15 de abril 2005 - 00:00

Votan censura en la ONU contra Castro

Fidel Castro
Fidel Castro
Ginebra (EFE, Reuters, ANSA, AFP) - La Comisión de Derechos Humanos de la ONU respaldó ayer a EE.UU. que, junto a la Unión Europea (UE), presentó un moderado y breve texto contra la violación de los derechos humanos en Cuba. Se trata de la primera vez que una resolución de este tipo es presentada por la Casa Blanca.

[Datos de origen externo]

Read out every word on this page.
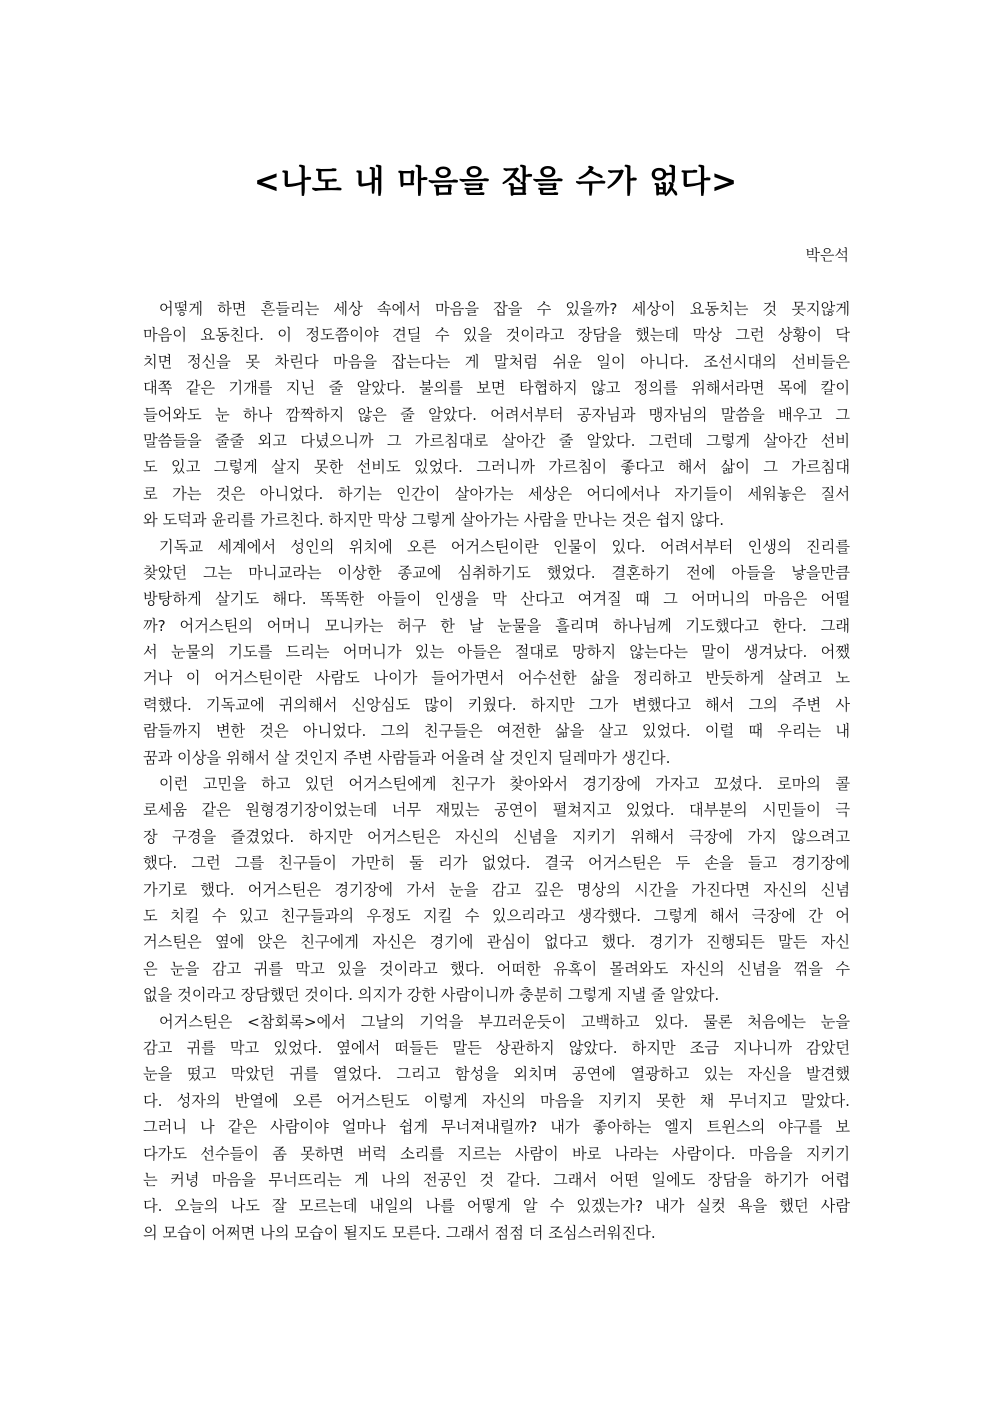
<나도 내 마음을 잡을 수가 없다>
박은석
어떻게 하면 흔들리는 세상 속에서 마음을 잡을 수 있을까? 세상이 요동치는 것 못지않게
마음이 요동친다. 이 정도쯤이야 견딜 수 있을 것이라고 장담을 했는데 막상 그런 상황이 닥
치면 정신을 못 차린다 마음을 잡는다는 게 말처럼 쉬운 일이 아니다. 조선시대의 선비들은
대쪽 같은 기개를 지닌 줄 알았다. 불의를 보면 타협하지 않고 정의를 위해서라면 목에 칼이
들어와도 눈 하나 깜짝하지 않은 줄 알았다. 어려서부터 공자님과 맹자님의 말씀을 배우고 그
말씀들을 줄줄 외고 다녔으니까 그 가르침대로 살아간 줄 알았다. 그런데 그렇게 살아간 선비
도 있고 그렇게 살지 못한 선비도 있었다. 그러니까 가르침이 좋다고 해서 삶이 그 가르침대
로 가는 것은 아니었다. 하기는 인간이 살아가는 세상은 어디에서나 자기들이 세워놓은 질서
와 도덕과 윤리를 가르친다. 하지만 막상 그렇게 살아가는 사람을 만나는 것은 쉽지 않다.
기독교 세계에서 성인의 위치에 오른 어거스틴이란 인물이 있다. 어려서부터 인생의 진리를
찾았던 그는 마니교라는 이상한 종교에 심취하기도 했었다. 결혼하기 전에 아들을 낳을만큼
방탕하게 살기도 해다. 똑똑한 아들이 인생을 막 산다고 여겨질 때 그 어머니의 마음은 어떨
까? 어거스틴의 어머니 모니카는 허구 한 날 눈물을 흘리며 하나님께 기도했다고 한다. 그래
서 눈물의 기도를 드리는 어머니가 있는 아들은 절대로 망하지 않는다는 말이 생겨났다. 어쨌
거나 이 어거스틴이란 사람도 나이가 들어가면서 어수선한 삶을 정리하고 반듯하게 살려고 노
력했다. 기독교에 귀의해서 신앙심도 많이 키웠다. 하지만 그가 변했다고 해서 그의 주변 사
람들까지 변한 것은 아니었다. 그의 친구들은 여전한 삶을 살고 있었다. 이럴 때 우리는 내
꿈과 이상을 위해서 살 것인지 주변 사람들과 어울려 살 것인지 딜레마가 생긴다.
이런 고민을 하고 있던 어거스틴에게 친구가 찾아와서 경기장에 가자고 꼬셨다. 로마의 콜
로세움 같은 원형경기장이었는데 너무 재밌는 공연이 펼쳐지고 있었다. 대부분의 시민들이 극
장 구경을 즐겼었다. 하지만 어거스틴은 자신의 신념을 지키기 위해서 극장에 가지 않으려고
했다. 그런 그를 친구들이 가만히 둘 리가 없었다. 결국 어거스틴은 두 손을 들고 경기장에
가기로 했다. 어거스틴은 경기장에 가서 눈을 감고 깊은 명상의 시간을 가진다면 자신의 신념
도 치킬 수 있고 친구들과의 우정도 지킬 수 있으리라고 생각했다. 그렇게 해서 극장에 간 어
거스틴은 옆에 앉은 친구에게 자신은 경기에 관심이 없다고 했다. 경기가 진행되든 말든 자신
은 눈을 감고 귀를 막고 있을 것이라고 했다. 어떠한 유혹이 몰려와도 자신의 신념을 꺾을 수
없을 것이라고 장담했던 것이다. 의지가 강한 사람이니까 충분히 그렇게 지낼 줄 알았다.
어거스틴은 <참회록>에서 그날의 기억을 부끄러운듯이 고백하고 있다. 물론 처음에는 눈을
감고 귀를 막고 있었다. 옆에서 떠들든 말든 상관하지 않았다. 하지만 조금 지나니까 감았던
눈을 떴고 막았던 귀를 열었다. 그리고 함성을 외치며 공연에 열광하고 있는 자신을 발견했
다. 성자의 반열에 오른 어거스틴도 이렇게 자신의 마음을 지키지 못한 채 무너지고 말았다.
그러니 나 같은 사람이야 얼마나 쉽게 무너져내릴까? 내가 좋아하는 엘지 트윈스의 야구를 보
다가도 선수들이 좀 못하면 버럭 소리를 지르는 사람이 바로 나라는 사람이다. 마음을 지키기
는 커녕 마음을 무너뜨리는 게 나의 전공인 것 같다. 그래서 어떤 일에도 장담을 하기가 어렵
다. 오늘의 나도 잘 모르는데 내일의 나를 어떻게 알 수 있겠는가? 내가 실컷 욕을 했던 사람
의 모습이 어쩌면 나의 모습이 될지도 모른다. 그래서 점점 더 조심스러워진다.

«El gobierno de Cuba ha fracasado en garantizar a su pueblo el acceso a los derechos humanos», afirmó -ante la Comisión- Lino Piedra, el representante de la delegación de Estados Unidos que explicó la posición de su país y dijo que el texto aprobado apelaba a las resoluciones aprobadas desde 1988.

La resolución propuesta por Washington y sus aliados de la UE -que desde hace unos meses intenta mejorar sus relaciones con La Habana- logró 21 votos a favor, 17 en contra y 15 abstenciones.

• Consenso

«Hemos presentado esta resolución porque Cuba no coopera, no ha permitido la visita del relator especial de la Comisión de Derechos Humanos y porque la situación allí no ha mejorado», indicó el delegado estadounidense. En el texto aprobado, que consta de dos párrafos, se pide al Alto Comisionado para los Derechos Humanos (ACDH) que presente un informe sobre la situación de las libertades fundamentales en la isla. Su tenor más moderado le permitió concitar un mayor consenso, dijeron analistas.

También renueva el mandato a la relatora especial para Cuba, la jurista francesa Christine Chanet, a quien las autoridades cubanas impidieron el acceso a la isla para que elaborase su informe.

Además de EE.UU. y los países de la UE presentes en la Comisión, votaron a favor de la resolución
Australia, Canadá, Japón, Corea del Sur y varios países latinoamericanos como Guatemala, Honduras, México y Costa Rica, mientras que se abstuvieron la Argentina, Brasil, República Dominicana, Ecuador, Paraguay y Perú, entre otros.

Los representantes de
Rusia, Sudán, China, Congo, Eritrea, Etiopía, India, Indonesia y Sudáfrica, entre otros, votaron en contra de la propuesta de Washington.

El delegado de EE.UU. agregó que «pese a los esfuerzos de la comunidad internacional para que Cuba se comprometa con los derechos humanos, el gobierno cubano ha fracasado en adoptar las medidas que garanticen a su propio pueblo los derechos humanos básicos».

Piedra acusó a La Habana de «persistir en imponer un estado represivo y totalitario que priva a los cubanos del derecho a expresar su disensión bajo el riesgo de largos años de prisión».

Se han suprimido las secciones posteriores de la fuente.